CONHEÇA A CULINÁRIA HÑÄHÑU, SEU CALENDÁRIO ANCESTRAL E AS INICIATIVAS PARA MANTER VIVA A TRADIÇÃO.

Por Azucena Pacheco

A culinária Hñähñu é o único legado de uma das civilizações pré-hispânicas menos célebres a nível nacional, conhecida no mundo ocidental como Otomí.

Os hñähñu estão distribuídos em quatro estados do país: Veracruz, Querétaro, Estado de México e Guanajuato, desde o ano três mil a. c. 

Segundo Alberto Peralta de Legarreta, doutor em História pela Escola Nacional de Antropologia e História: "Hñähñu significa aquele que fala com o nariz, as pessoas que não possuem nada, as pessoas que não sabem falar ou as pessoas quem balbucia".

A cultura Hñähñu não deixou grandes construções como outras civilizações e seu único legado é a gastronomia Hñähñu , assim como a cosmogonia e tradições que a acompanham.

Essa falta de vestígios talvez se deva ao fato de essa civilização sempre ter sido socialmente relegada e a urbanização ter desaparecido muitas de suas comunidades, "embora as que ainda estão de pé preservem zelosamente a língua, a cultura, os costumes e a gastronomia Otomi".

Parte do legado Hñähñu consiste em seguir um calendário que combina o ritual com o agrícola e que serve de guia tanto para suas atividades diárias quanto para o culto de suas divindades.

Estas tradições são transmitidas apenas oralmente e por isso são necessárias iniciativas dedicadas à conservação e divulgação desta cultura para que possa saborear estes pratos. 


O CALENDÁRIO HÑÄHÑU E SUAS ESTAÇÕES

gastronomía hñähu


O eixo central de toda a gastronomia Hñähñu, além de seus ingredientes peculiares, são as sazonalidades que marcam seu calendário agrícola e gastronômico.

O ano começa no dia 2 de fevereiro, Dia da Candelária, que inicia uma micro temporada chamada Sapio e marca a bênção das sementes e o início do ciclo agrícola. É o momento ideal para trabalhar a terra e se preparar para o plantio. 

A próxima temporalidade começa na Quarta-feira de Cinzas e corresponde à segunda lua cheia do ano.
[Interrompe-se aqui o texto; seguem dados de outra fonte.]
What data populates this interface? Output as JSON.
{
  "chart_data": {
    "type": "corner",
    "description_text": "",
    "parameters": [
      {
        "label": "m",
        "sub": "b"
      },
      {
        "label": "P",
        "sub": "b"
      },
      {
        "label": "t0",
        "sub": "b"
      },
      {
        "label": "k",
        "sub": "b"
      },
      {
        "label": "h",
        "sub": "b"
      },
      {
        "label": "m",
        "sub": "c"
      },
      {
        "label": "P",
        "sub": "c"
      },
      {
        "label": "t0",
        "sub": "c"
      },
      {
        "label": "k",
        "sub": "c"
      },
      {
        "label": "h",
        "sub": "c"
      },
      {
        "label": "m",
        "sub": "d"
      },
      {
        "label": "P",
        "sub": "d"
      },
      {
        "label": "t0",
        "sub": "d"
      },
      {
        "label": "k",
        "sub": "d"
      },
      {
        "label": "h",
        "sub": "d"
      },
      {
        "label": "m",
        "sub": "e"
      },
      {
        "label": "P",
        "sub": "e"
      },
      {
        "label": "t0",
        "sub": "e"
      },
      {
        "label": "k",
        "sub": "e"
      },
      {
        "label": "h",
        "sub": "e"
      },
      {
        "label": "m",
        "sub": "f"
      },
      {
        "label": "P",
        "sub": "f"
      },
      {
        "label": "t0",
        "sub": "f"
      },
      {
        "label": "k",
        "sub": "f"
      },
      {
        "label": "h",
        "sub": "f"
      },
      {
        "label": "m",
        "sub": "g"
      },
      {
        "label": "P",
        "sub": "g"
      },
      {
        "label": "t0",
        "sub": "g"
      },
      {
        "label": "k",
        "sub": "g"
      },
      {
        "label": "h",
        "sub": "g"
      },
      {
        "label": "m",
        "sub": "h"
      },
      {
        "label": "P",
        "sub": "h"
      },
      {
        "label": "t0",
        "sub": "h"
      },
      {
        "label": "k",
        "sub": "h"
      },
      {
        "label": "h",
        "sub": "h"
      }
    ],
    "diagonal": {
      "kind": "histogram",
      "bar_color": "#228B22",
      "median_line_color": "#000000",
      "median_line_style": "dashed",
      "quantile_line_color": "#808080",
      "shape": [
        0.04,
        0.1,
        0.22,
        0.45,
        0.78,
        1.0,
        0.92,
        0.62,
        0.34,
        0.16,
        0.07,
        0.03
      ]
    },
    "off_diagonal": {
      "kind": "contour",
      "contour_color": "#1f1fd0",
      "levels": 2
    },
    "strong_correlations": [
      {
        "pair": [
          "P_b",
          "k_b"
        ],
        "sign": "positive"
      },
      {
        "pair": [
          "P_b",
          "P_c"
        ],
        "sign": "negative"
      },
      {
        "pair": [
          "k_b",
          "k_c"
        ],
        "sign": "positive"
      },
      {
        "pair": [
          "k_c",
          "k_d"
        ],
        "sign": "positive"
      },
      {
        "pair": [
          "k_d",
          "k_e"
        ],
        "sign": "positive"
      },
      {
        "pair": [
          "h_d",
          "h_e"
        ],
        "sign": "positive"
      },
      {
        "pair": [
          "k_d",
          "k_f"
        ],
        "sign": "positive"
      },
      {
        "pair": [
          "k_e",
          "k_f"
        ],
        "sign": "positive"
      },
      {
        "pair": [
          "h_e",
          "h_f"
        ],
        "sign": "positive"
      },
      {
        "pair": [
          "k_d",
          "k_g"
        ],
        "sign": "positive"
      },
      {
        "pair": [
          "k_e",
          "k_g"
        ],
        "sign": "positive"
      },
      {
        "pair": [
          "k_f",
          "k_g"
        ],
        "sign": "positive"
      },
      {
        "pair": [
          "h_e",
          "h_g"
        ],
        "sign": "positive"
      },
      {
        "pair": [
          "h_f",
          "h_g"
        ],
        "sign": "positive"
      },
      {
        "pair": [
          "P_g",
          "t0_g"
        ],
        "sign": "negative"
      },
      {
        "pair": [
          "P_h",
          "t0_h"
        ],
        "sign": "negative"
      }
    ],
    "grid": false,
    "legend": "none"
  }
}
Nessa data, as pessoas levam as sementes e espigas de milho vestidas de Filho de Deus para a Igreja.

A época de plantio começa oficialmente ali e predominam sementes e grãos, como milho, aveia, grão de bico, feijão ou feijão amarelo.


A temporada de primavera começa entre 5 e 15 de março. As flores aparecem e indicam que já há insetos para colher. Predominam plantas verdes, cactos, flores e insetos.

As últimas flores de maguey florescem no final de maio e, como estão terminando de polinizar, não podem mais ser cortadas. Essa é a indicação de que a primavera acabou 

A estação das chuvas começa no dia 3 de maio, que corresponde ao Dia da Santa Cruz, quando as pessoas sobem aos montes para dar missa para pedir chuva e boas colheitas. Huitlacoche, cogumelos e caracóis predominam nesta temporada. 

A próxima é quando o milho já está maduro e aparecem as primeiras abobrinhas. Começa de 3 a 28 de setembro e predominam os tons amarelos de damascos, tejocotes, tangerinas, cempasúchil e abóboras de Castilla. 

Depois vem o inverno do vale, época em que a natureza adormece, para renascer na primavera. Nesta época, eles consomem conservas, grãos e alimentos secos.

ALGUMAS CARACTERÍSTICAS DA GASTRONOMIA HÑÄHÑU

Segundo Christian Israel Sabol Ortiz, chef especializado em gastronomia Hñähñu e juiz do Concurso de pratos típicos de Santiago de Anaya, Hidalgo , um dos mais importantes do país, estas são algumas das características da cozinha Hñähñu:

Eles cozinham com 95% do que encontram na natureza, pois tiveram que sobreviver com a primeira coisa que encontraram no meio ambiente. 

Os outros 5% são os artefatos que a modernidade trouxe: como eletrodomésticos ou uma cozinha formal, pois todos os hñähñu cozinhavam em uma chapa montada sobre pedras. 

Esta gastronomia tem uma tonalidade sazonal marcada, ou seja, consomem o que a natureza dá e isso varia consoante a estação do ano. 

O CONCURSO DE PRATOS TÍPICOS DE SANTIAGO DE ANAYA

O epicentro da gastronomia Hñähñu  está no Valle del Mezquital em Hidalgo e, dentro dele, em Santiago de Anaya, cujo tradicional festival de culinária foi declarado Patrimônio Cultural Imaterial da Humanidade pela UNESCO em 2021.

Algumas amostras desses pratos podem ser encontradas no Concurso de Pratos Típicos de Santiago de Anaya , que reúne mais de 1.500 cozinheiros ano após ano.

Ao longo do concurso são degustados centenas de pratos, entre os quais escamoles, nopales, xamues (bichos), chinincuiles (minhocas) ou chicharras, bem como esquilo, pombo, lebre, caracóis ou peru de rancho.

Durante a competição, os participantes, vestidos com trajes típicos de sua região, explicam  aos jurados os ingredientes e o processo de preparação de seus pratos, que os provam.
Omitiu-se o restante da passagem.